At the same time, the public security minister explained, not every case can be publicized in order to avoid harm to national security, and the courts put a gag order on such cases.

Some prisoners are held under a fake name, but they still have all of their rights and are not considered “invisible” by the courts, he added.

On Tuesday, Meretz leader Zehava Gal-On accused Aharonovitch of lying to the Knesset and the public about “Prisoner X” Ben Zygier in February, when he said there are no anonymous prisoners.

In the plenum Wednesday, Aharonovitch said he cannot give more details about the second “Prisoner X,” whose existence was revealed in court documents Tuesday, but explained that nothing about his case contradicts what he said in February.

“I suggest the public stop speculating on the topic,” he concluded.

Livni also said Wednesday that “it is important for Israeli citizens to know that there are no invisible prisoners sent to jail without a trial, without legal defense and without their families knowing.

“It is possible that there are prisoners with a gag order on their case and the reasons for their arrest if national security or other lives are in danger,” she told Army Radio. “Gag orders are meant to prevent damage. We live in a reality where the reason could be publicized abroad, but it’s worth the effort to try to prevent it in advance, if it could cause great harm.”

Still, Livni insisted that “the [Israeli Security Agency (Shin Bet)] doesn’t capture people on the street and make them disappear,” and that as a cabinet member and Justice Minister she never heard of such a case happening.

“I can say with full confidence that we’re not South America,” she quipped.

Earlier Wednesday, Knesset Foreign Affairs and Defense Committee chairman Avigdor Liberman said “despite all of the text and nonsense I hear about a prisoner X, Y, and Z, you should know that Israel respects the law and all of these cases are under double supervision by the legal system and the parliament, under a Foreign Affairs and Defense subcommittee.”

The Yisrael Beytenu leader added that the government “protects all [civil] rights, according to law.”

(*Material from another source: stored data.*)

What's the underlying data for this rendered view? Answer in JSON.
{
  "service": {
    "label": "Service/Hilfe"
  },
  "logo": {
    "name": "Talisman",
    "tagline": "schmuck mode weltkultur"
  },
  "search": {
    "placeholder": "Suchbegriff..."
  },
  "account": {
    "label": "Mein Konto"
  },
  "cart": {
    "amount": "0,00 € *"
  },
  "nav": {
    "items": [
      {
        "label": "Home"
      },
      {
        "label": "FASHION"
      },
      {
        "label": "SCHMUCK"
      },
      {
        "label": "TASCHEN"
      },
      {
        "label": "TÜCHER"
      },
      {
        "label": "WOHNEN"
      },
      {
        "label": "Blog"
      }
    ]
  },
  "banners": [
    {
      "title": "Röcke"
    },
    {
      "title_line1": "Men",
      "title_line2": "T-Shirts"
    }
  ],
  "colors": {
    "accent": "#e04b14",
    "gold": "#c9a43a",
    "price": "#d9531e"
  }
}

“We respect the rights of each and every person. We insist on being uncompromising [about rights], even though this is a particularly serious case,” he concluded.

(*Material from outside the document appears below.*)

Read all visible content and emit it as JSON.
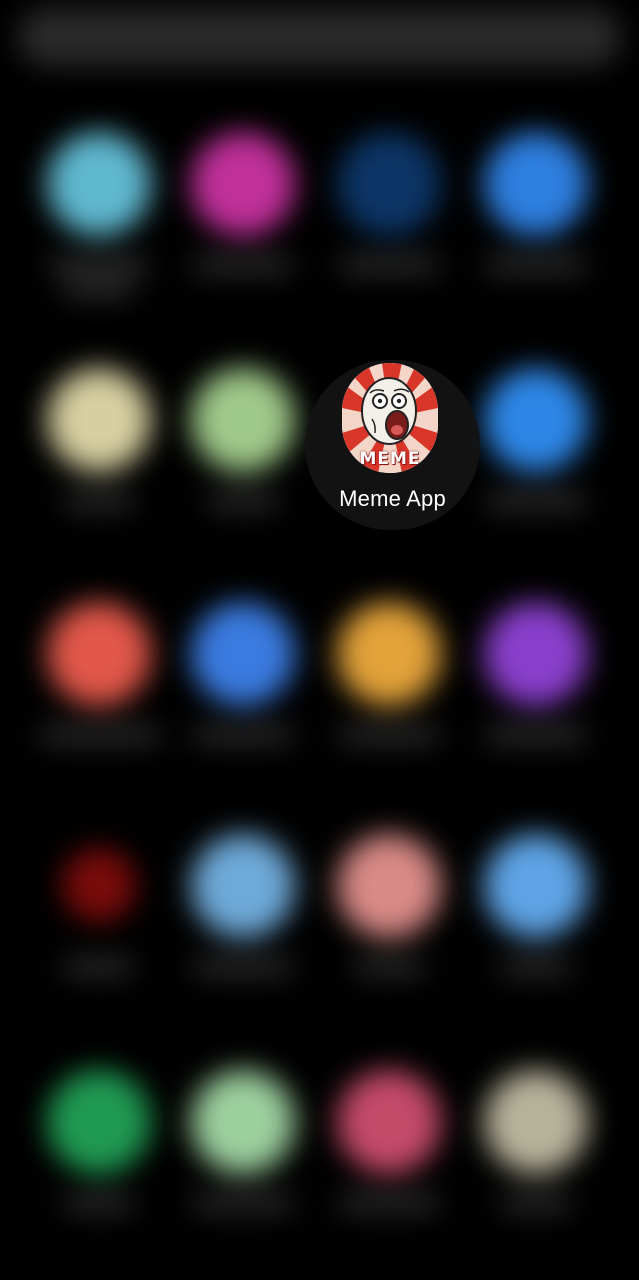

According to court documents cleared for publication on Tuesday, a second anonymous security prisoner was held secretly at the Ayalon Prison at the same time that former Mossad employee Ben Zygier took his own life in the facility’s high-security cell 15.

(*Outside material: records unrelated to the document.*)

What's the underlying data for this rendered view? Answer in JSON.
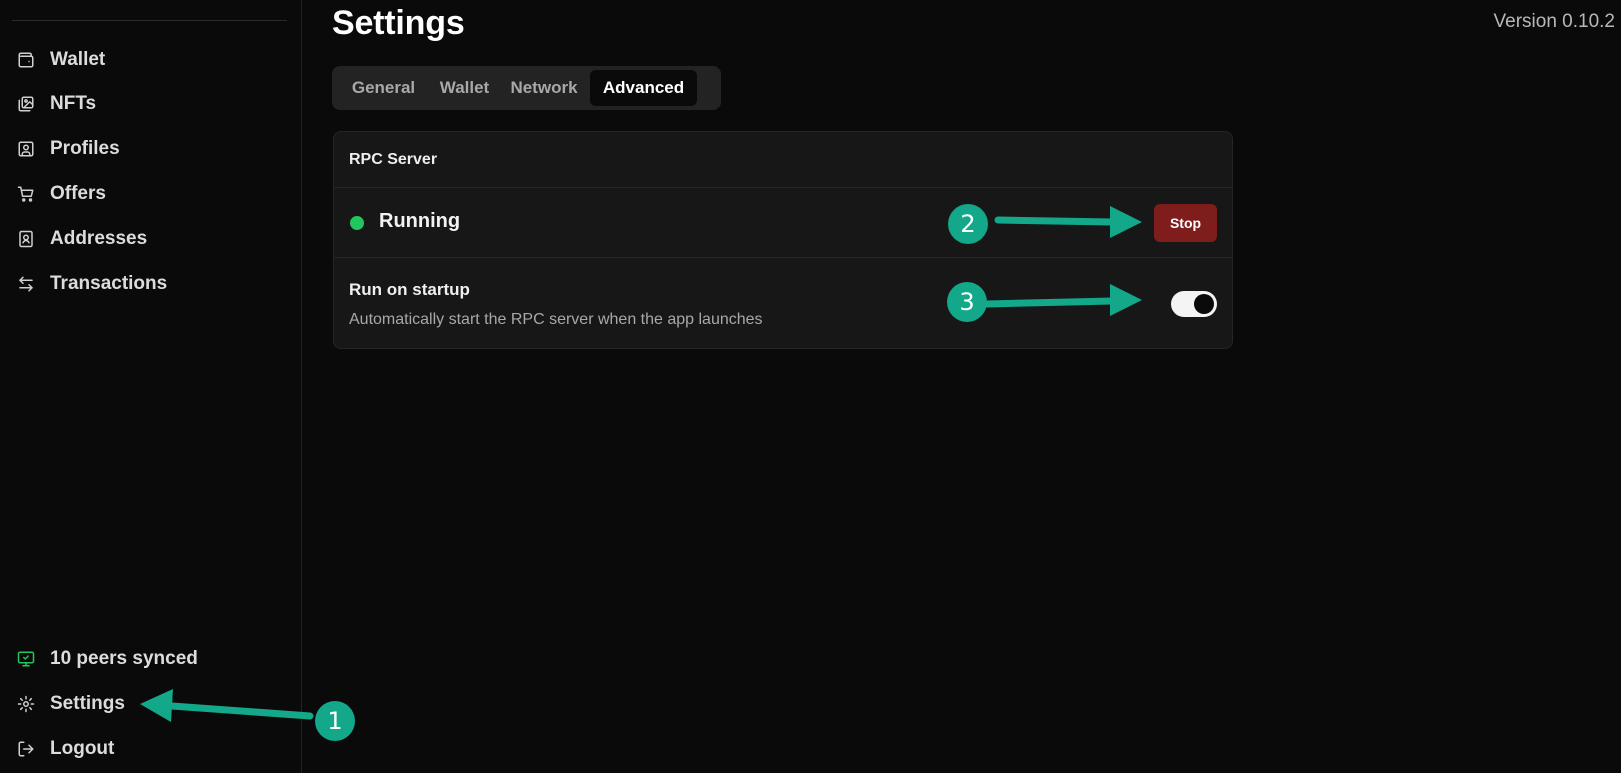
{
  "sidebar": {
    "nav": [
      {
        "label": "Wallet",
        "icon": "wallet-icon"
      },
      {
        "label": "NFTs",
        "icon": "images-icon"
      },
      {
        "label": "Profiles",
        "icon": "user-square-icon"
      },
      {
        "label": "Offers",
        "icon": "cart-icon"
      },
      {
        "label": "Addresses",
        "icon": "contact-book-icon"
      },
      {
        "label": "Transactions",
        "icon": "arrows-left-right-icon"
      }
    ],
    "bottom": [
      {
        "label": "10 peers synced",
        "icon": "monitor-check-icon",
        "icon_color": "#22c55e"
      },
      {
        "label": "Settings",
        "icon": "gear-icon"
      },
      {
        "label": "Logout",
        "icon": "logout-icon"
      }
    ]
  },
  "header": {
    "title": "Settings",
    "version": "Version 0.10.2"
  },
  "tabs": {
    "items": [
      "General",
      "Wallet",
      "Network",
      "Advanced"
    ],
    "active": "Advanced"
  },
  "rpc_card": {
    "title": "RPC Server",
    "status": "Running",
    "status_color": "#22c55e",
    "stop_label": "Stop",
    "startup_label": "Run on startup",
    "startup_desc": "Automatically start the RPC server when the app launches",
    "startup_enabled": true
  },
  "annotations": {
    "badge_1": "1",
    "badge_2": "2",
    "badge_3": "3",
    "color": "#13a88a"
  }
}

The protocol of an October 2011 hearing in the Rishon Lezion Magistrate’s Court examining the death of Zygier – whom Israeli media have nicknamed “Prisoner X” – reads: “It is worth noting that there are specific, detailed guidelines that were used for the previous resident of Block 15 [Yitzhak Rabin assassin Yigal Amir] and for a separate prisoner jailed in Block 13 [a security cell].”

According to the protocol, the latter prisoner’s attributes “more closely resemble those of the one in cell 15 [Zygier].”

No further details about the man’s identity or his alleged crimes were released for publication.

Ben Hartman contributed to this report.